The 2,430-specification anchoring curve is the most powerful concrete evidence—showing that the same phenomenon can be "honestly" reported as positive, negative, or zero conclusions, confirming the dangers of specification search.

Highlights & Insights¶

The "Cost-Flexibility" 2D chart is an excellent positioning tool: By mapping marginal cost against defensible "forking paths," it clearly explains why AI agent experiments are more dangerous than human experiments or traditional benchmarks. This framework is transferable to any discussion of evaluation methodology.
Inverting "low cost" from a "reason against preregistration" to a "reason for it": Directly rebutting common skepticism (e.g., from Horton et al.) that preregistration is useless when experiments cost $1 and 30 seconds.
The requirement to disclose pilot history is highly practical: Requiring documentation of how many prompt variants were tried and which models were tested before arriving at the final hypothesis turns invisible search into an auditable record—a simple, adoptable change.
Staged preregistration balances rigor with reality: Borrowing from registered reports to allow sequential designs with explicit rules avoids the common "preregistration = rigidity" objection, making it more feasible.

Limitations & Future Work¶

No empirical test of preregistration's actual effect in AI experiments: The paper relies on normative arguments and illustrative simulations, lacking evidence that false positives actually decrease after adoption.
Questions regarding execution cost and compliance: The author acknowledges that verbatim recording and locking all specifications increases the upfront burden, and attestations cannot stop a determined liar—they only raise the reputational stakes.
Feasibility of multiverse preregistration: Requiring the listing and reporting of all prompt/model variants in a space of thousands of specifications is nearly impossible; specific execution details for specification curves/hierarchical summaries are not deeply discussed.
Incentive structures remain unchanged: Under "novelty-oriented" publication incentives, whether a template and advocacy can change community behavior depends on whether conferences, journals, and funders enforce these standards.
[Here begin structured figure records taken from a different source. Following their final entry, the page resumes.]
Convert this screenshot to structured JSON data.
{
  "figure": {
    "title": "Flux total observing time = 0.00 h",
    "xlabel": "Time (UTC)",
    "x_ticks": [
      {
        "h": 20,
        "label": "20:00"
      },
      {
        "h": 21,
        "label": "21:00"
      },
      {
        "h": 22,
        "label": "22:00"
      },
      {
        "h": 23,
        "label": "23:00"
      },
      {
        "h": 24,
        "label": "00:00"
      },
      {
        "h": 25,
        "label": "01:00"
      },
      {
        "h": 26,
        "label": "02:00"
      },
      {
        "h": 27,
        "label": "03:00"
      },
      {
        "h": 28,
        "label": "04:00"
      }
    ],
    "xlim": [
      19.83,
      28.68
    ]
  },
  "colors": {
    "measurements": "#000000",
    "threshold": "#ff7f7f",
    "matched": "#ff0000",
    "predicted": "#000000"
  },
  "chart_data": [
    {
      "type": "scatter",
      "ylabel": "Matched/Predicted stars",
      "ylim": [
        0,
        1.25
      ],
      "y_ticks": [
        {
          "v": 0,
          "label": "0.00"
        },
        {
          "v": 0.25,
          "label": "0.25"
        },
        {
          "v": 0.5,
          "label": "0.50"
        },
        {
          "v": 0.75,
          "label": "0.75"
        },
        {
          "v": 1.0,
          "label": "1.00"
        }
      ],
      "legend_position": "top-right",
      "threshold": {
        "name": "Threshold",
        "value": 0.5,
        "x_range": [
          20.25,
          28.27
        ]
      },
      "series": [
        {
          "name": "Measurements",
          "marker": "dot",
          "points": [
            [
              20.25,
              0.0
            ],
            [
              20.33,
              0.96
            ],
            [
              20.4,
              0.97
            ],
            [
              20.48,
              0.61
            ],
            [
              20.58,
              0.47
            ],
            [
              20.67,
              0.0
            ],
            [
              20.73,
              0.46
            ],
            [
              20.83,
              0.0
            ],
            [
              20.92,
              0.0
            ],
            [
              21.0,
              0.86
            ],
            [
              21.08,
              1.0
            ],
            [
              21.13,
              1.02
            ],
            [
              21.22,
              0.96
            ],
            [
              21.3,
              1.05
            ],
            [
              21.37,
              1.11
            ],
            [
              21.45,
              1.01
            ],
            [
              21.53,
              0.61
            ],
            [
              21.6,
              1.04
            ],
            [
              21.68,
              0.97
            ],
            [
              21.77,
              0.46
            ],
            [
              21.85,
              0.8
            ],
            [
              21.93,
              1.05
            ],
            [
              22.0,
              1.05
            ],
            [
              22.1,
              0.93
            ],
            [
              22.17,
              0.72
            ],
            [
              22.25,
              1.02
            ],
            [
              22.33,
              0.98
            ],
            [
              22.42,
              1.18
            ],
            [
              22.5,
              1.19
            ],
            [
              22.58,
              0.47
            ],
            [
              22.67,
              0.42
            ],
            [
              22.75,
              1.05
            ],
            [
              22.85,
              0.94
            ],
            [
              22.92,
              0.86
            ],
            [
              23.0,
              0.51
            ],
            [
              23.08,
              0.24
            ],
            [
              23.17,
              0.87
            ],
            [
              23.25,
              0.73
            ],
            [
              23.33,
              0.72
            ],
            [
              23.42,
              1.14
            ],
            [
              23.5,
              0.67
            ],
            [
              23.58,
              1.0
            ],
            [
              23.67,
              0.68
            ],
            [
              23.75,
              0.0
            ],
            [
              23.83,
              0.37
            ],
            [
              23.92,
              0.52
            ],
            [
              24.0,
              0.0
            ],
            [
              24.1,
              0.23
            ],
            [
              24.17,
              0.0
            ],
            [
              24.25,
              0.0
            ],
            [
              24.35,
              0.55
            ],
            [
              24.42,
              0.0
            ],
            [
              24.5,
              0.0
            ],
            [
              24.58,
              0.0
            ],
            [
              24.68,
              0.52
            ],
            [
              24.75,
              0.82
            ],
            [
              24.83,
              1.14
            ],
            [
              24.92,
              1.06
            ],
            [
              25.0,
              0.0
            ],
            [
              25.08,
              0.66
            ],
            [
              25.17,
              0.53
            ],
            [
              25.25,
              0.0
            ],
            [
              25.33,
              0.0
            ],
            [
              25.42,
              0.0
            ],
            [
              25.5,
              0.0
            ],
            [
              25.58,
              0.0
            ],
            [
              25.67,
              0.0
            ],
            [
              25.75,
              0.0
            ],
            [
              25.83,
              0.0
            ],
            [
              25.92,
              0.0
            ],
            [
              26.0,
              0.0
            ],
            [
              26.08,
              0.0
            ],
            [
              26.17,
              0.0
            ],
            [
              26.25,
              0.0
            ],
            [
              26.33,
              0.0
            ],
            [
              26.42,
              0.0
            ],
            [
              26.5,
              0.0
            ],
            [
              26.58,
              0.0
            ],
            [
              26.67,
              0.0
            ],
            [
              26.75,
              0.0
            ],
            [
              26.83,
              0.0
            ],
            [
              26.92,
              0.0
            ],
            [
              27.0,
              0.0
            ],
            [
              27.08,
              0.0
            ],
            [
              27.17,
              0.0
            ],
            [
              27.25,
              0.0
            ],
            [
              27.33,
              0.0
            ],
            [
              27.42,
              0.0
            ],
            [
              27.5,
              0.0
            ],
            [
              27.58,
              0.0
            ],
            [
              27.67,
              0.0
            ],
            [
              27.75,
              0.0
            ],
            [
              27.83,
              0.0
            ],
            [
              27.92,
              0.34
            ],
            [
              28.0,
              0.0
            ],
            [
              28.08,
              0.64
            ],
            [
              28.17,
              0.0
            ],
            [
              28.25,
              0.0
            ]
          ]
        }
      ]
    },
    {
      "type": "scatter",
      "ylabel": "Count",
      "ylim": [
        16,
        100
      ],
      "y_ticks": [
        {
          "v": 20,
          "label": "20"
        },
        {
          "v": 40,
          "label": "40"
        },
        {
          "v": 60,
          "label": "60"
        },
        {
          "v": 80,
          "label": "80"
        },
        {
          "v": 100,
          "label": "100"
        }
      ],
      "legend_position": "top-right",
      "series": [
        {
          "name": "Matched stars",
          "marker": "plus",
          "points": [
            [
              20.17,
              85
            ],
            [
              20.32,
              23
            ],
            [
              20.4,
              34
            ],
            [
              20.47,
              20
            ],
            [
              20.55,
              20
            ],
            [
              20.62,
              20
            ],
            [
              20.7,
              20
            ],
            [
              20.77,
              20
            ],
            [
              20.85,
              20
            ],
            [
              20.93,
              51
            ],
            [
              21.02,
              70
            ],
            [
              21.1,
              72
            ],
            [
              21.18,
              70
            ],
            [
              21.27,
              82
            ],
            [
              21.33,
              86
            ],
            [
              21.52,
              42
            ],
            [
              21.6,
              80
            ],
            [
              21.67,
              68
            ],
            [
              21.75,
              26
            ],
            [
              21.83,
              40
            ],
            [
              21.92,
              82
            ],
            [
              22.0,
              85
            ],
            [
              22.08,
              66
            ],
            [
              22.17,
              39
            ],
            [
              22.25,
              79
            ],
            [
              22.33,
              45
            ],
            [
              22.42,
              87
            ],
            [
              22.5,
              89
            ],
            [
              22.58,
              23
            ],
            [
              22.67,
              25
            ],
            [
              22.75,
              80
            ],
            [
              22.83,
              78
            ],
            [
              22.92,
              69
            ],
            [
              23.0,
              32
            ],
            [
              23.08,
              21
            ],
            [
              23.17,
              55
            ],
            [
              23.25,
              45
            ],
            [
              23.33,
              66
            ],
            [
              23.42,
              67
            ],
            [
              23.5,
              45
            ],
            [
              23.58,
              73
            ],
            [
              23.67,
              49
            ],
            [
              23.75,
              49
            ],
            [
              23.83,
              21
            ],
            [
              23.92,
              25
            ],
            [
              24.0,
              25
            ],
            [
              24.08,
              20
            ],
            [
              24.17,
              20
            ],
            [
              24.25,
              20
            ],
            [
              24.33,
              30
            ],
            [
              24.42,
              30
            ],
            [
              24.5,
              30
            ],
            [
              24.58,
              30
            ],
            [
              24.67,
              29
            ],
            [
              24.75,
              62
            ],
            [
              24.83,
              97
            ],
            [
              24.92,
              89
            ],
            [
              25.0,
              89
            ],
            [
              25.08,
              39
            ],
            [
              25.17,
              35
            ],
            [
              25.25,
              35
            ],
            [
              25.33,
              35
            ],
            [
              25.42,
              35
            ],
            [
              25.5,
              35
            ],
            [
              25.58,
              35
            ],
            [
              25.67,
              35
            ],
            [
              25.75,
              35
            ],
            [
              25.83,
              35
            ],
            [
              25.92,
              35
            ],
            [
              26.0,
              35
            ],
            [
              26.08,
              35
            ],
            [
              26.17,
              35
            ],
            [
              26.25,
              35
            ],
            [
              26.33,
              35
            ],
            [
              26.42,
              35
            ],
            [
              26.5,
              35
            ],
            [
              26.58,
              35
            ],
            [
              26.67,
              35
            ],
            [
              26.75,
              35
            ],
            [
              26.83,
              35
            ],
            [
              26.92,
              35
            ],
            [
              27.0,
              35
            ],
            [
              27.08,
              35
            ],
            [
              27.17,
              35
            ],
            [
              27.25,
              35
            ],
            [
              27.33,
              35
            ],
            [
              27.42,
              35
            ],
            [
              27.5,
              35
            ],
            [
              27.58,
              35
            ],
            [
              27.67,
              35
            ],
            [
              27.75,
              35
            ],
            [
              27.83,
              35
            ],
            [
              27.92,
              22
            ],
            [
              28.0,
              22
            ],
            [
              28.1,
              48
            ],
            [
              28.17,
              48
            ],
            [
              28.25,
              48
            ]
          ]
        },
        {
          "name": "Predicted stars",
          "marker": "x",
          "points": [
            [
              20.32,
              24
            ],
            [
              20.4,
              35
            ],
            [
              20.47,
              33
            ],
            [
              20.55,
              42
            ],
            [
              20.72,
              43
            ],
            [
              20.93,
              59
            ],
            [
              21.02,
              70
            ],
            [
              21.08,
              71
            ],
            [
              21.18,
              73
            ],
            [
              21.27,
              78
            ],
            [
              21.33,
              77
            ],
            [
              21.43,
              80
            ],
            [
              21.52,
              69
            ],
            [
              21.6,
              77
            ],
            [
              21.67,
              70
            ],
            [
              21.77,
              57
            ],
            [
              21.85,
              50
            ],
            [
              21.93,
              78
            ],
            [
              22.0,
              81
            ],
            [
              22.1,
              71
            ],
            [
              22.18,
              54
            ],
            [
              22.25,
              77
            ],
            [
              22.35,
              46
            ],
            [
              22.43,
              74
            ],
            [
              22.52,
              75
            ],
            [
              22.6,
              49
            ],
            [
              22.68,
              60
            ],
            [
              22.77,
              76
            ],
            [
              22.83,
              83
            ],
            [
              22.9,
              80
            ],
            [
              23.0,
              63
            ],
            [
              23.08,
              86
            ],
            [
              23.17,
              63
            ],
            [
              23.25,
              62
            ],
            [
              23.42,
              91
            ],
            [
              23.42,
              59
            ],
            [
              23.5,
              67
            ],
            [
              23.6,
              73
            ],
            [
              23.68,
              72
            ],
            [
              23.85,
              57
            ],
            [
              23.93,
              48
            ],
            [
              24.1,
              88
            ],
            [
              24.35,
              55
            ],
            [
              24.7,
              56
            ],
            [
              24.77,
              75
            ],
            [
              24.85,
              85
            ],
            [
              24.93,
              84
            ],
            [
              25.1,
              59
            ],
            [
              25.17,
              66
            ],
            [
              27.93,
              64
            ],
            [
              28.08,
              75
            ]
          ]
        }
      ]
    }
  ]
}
vs. Social Science Preregistration (Simmons et al., Nosek et al., OSF/AsPredicted): Directly imports their core ideas (advance commitment, distinguishing confirmatory/exploratory) but adds structured fields for AI-specific freedoms (prompts, models, decoding, parsing).
vs. ML Reproducibility Norms (Held-out sets, reproducibility checklists, Pineau et al.): Those target "overfitting evaluation data," but lack corresponding safeguards when the "experiment itself is the evaluation" and prompts are customized research tools; this paper fills that methodological void.
vs. Multiverse Analysis (Steegen et al.) / Specification Curves (Simonsohn et al.): Adopts the idea of reporting the full specification space rather than a single privileged path and argues that the multiverse itself can be preregistered.

Rating¶

Novelty: ⭐⭐⭐⭐ Adapts mature preregistration concepts precisely to the new freedoms of AI agent experiments; timely and clearly positioned.
Experimental Thoroughness: ⭐⭐⭐ Uses only an anchoring simulation for illustration; sufficient for a position paper but not exhaustive validation.
Writing Quality: ⭐⭐⭐⭐⭐ Arguments advance logically; the "cost-flexibility" framework and rebuttals are particularly well-constructed.
Value: ⭐⭐⭐⭐ High methodological value for the community, proposing to "build in credibility" at the onset of the AI agent behavioral experiment boom.